We have moved into a world where there is too little growth, too little inflation and too few jobs, and where countries are using currency and interest rate policies to fight over what little growth there is.
In that situation, Syriza’s supporters hope the election of a far left government in Greece committed to end austerity, with a much toned-down plan to reduce the debt burden, could be a catalyst for a wider change.
But that would still leave Greece with an uphill struggle to create growth and jobs – in a country which has lost 25 per cent of its GDP in five years and where more than 60 per cent of young people are unemployed.
Who would create the jobs? I ask Mr Stathakis. “The government would create the framework and expand public investment but that’s about it. The private sector would create most of the jobs,” he says.
But why would the private sector invest in a country where the finance ministry is run by Marxist professors? He told me he believed the left was the only force that could kickstart growth again in Greece. Behind the scenes Syriza has been trying to build bridges to the financial markets – and while some attempts have gone badly, Mr Stathakis is clearly trying to engineer a smooth transition between austerity and anti-austerity, not some kind of year zero moment.
For the conservative-led coalition government then this is crunch time. It has set going the process by which it might fall, gambling that Greeks will once again reel back from putting an untested and inexperienced left party in government.

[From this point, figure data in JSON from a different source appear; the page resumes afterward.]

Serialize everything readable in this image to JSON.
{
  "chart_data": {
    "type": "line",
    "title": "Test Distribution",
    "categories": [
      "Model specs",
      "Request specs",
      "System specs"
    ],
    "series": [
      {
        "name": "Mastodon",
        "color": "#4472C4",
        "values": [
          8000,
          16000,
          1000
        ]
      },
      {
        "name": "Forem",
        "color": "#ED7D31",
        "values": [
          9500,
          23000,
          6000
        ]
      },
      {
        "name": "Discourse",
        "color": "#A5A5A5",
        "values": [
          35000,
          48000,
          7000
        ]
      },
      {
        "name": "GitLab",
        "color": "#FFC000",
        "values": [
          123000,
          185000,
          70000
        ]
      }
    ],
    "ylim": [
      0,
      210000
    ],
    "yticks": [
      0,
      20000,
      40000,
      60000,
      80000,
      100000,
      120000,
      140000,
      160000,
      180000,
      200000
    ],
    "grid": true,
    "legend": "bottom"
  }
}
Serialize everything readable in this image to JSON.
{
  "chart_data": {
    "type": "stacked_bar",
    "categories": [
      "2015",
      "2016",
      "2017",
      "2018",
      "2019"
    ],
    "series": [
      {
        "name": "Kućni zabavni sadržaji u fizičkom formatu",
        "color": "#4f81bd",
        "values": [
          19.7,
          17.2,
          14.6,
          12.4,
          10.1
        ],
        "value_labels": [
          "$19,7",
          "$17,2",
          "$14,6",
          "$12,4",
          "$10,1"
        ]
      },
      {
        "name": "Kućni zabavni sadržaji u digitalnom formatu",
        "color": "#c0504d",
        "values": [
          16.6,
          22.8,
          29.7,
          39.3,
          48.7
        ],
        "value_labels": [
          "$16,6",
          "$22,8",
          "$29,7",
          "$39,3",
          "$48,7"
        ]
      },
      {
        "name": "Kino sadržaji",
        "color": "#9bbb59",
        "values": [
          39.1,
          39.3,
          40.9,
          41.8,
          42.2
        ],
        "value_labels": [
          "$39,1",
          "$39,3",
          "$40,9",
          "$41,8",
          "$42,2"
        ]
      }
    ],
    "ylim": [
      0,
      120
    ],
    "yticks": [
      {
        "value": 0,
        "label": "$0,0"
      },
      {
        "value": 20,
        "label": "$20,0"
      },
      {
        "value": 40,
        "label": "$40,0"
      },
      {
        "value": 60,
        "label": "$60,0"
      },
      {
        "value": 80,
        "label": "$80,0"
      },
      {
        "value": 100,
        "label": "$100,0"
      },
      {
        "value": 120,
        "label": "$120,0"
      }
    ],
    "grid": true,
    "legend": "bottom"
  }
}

But the coalition itself looks ungainly: its central bank boss, a former minister, prompted sharp intakes of breath in global markets – and reportedly also among Greek bank bosses – when he said “liquidity is draining quickly” on Monday.
If we do get a general election in January 2015, then either way the first period of austerity imposed by the IMF and EU – the so called troika – will be over. Either there will be a renewed mandate for the right, and a softer bailout programme led by the EU – or the first anti-austerity government in Europe since the crisis began.